Educational options were even slimmer at Delta. Pierre took numerous community college classes while at CMCF, earning 36 credits towards an associates degree, but says she has been bumped back to beginner coursework at Delta because it’s the only option. Pierre says incarcerated people help facilitate much of what programming remains available. At one point, according to Pierre, prison staff asked her to help with a parenting class behind bars, but she balked, saying she hasn’t lived with her son since he was a toddler. “How am I going to teach someone to parent from prison?” she said.

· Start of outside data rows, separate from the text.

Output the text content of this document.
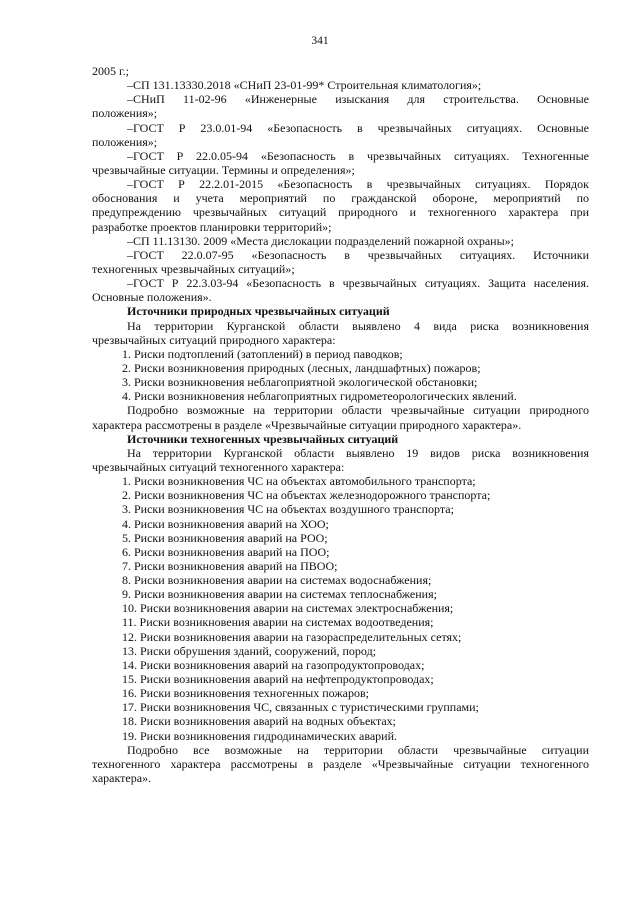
341
2005 г.;
–СП 131.13330.2018 «СНиП 23-01-99* Строительная климатология»;
–СНиП 11-02-96 «Инженерные изыскания для строительства. Основные
положения»;
–ГОСТ Р 23.0.01-94 «Безопасность в чрезвычайных ситуациях. Основные
положения»;
–ГОСТ Р 22.0.05-94 «Безопасность в чрезвычайных ситуациях. Техногенные
чрезвычайные ситуации. Термины и определения»;
–ГОСТ Р 22.2.01-2015 «Безопасность в чрезвычайных ситуациях. Порядок
обоснования и учета мероприятий по гражданской обороне, мероприятий по
предупреждению чрезвычайных ситуаций природного и техногенного характера при
разработке проектов планировки территорий»;
–СП 11.13130. 2009 «Места дислокации подразделений пожарной охраны»;
–ГОСТ 22.0.07-95 «Безопасность в чрезвычайных ситуациях. Источники
техногенных чрезвычайных ситуаций»;
–ГОСТ Р 22.3.03-94 «Безопасность в чрезвычайных ситуациях. Защита населения.
Основные положения».
Источники природных чрезвычайных ситуаций
На территории Курганской области выявлено 4 вида риска возникновения
чрезвычайных ситуаций природного характера:
1. Риски подтоплений (затоплений) в период паводков;
2. Риски возникновения природных (лесных, ландшафтных) пожаров;
3. Риски возникновения неблагоприятной экологической обстановки;
4. Риски возникновения неблагоприятных гидрометеорологических явлений.
Подробно возможные на территории области чрезвычайные ситуации природного
характера рассмотрены в разделе «Чрезвычайные ситуации природного характера».
Источники техногенных чрезвычайных ситуаций
На территории Курганской области выявлено 19 видов риска возникновения
чрезвычайных ситуаций техногенного характера:
1. Риски возникновения ЧС на объектах автомобильного транспорта;
2. Риски возникновения ЧС на объектах железнодорожного транспорта;
3. Риски возникновения ЧС на объектах воздушного транспорта;
4. Риски возникновения аварий на ХОО;
5. Риски возникновения аварий на РОО;
6. Риски возникновения аварий на ПОО;
7. Риски возникновения аварий на ПВОО;
8. Риски возникновения аварии на системах водоснабжения;
9. Риски возникновения аварии на системах теплоснабжения;
10. Риски возникновения аварии на системах электроснабжения;
11. Риски возникновения аварии на системах водоотведения;
12. Риски возникновения аварии на газораспределительных сетях;
13. Риски обрушения зданий, сооружений, пород;
14. Риски возникновения аварий на газопродуктопроводах;
15. Риски возникновения аварий на нефтепродуктопроводах;
16. Риски возникновения техногенных пожаров;
17. Риски возникновения ЧС, связанных с туристическими группами;
18. Риски возникновения аварий на водных объектах;
19. Риски возникновения гидродинамических аварий.
Подробно все возможные на территории области чрезвычайные ситуации
техногенного характера рассмотрены в разделе «Чрезвычайные ситуации техногенного
характера».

Pierre says she’s changed since in the nearly four decades since the confrontation that led to her imprisonment. She says she wouldn’t handle the situation the same way today and would try to flee instead of engaging with anyone threatening her. But that doesn’t seem to matter to the parole board. “Nobody’s the same person at twenty as they are at 58,” she reflected.
Pierre says she tries to keep up hope for a life after prison. She is continuing her college education and participates in Study and Struggle, a political education and mutual aid collective supporting incarcerated Mississippians, which will offer her a reentry stipend and a transition to part-time work if the parole board ever lets her out. “It’s hard to plan a future because I’m so uncertain about it,” Pierre said in a recent phone call from her new prison. “Every time I go up for parole, we [my family and I] can’t help but make plans. Then all of our hopes and plans get crushed. Repeatedly.”
Sometimes it feels like she has no future. “Some days, I lay here in my bed and pray to die because then it would all be over,” Pierre recalled telling her sister during a recent conversation, before hastily adding, “I would never do anything to hurt myself, but sometimes I ask the Lord to just take me in my sleep.”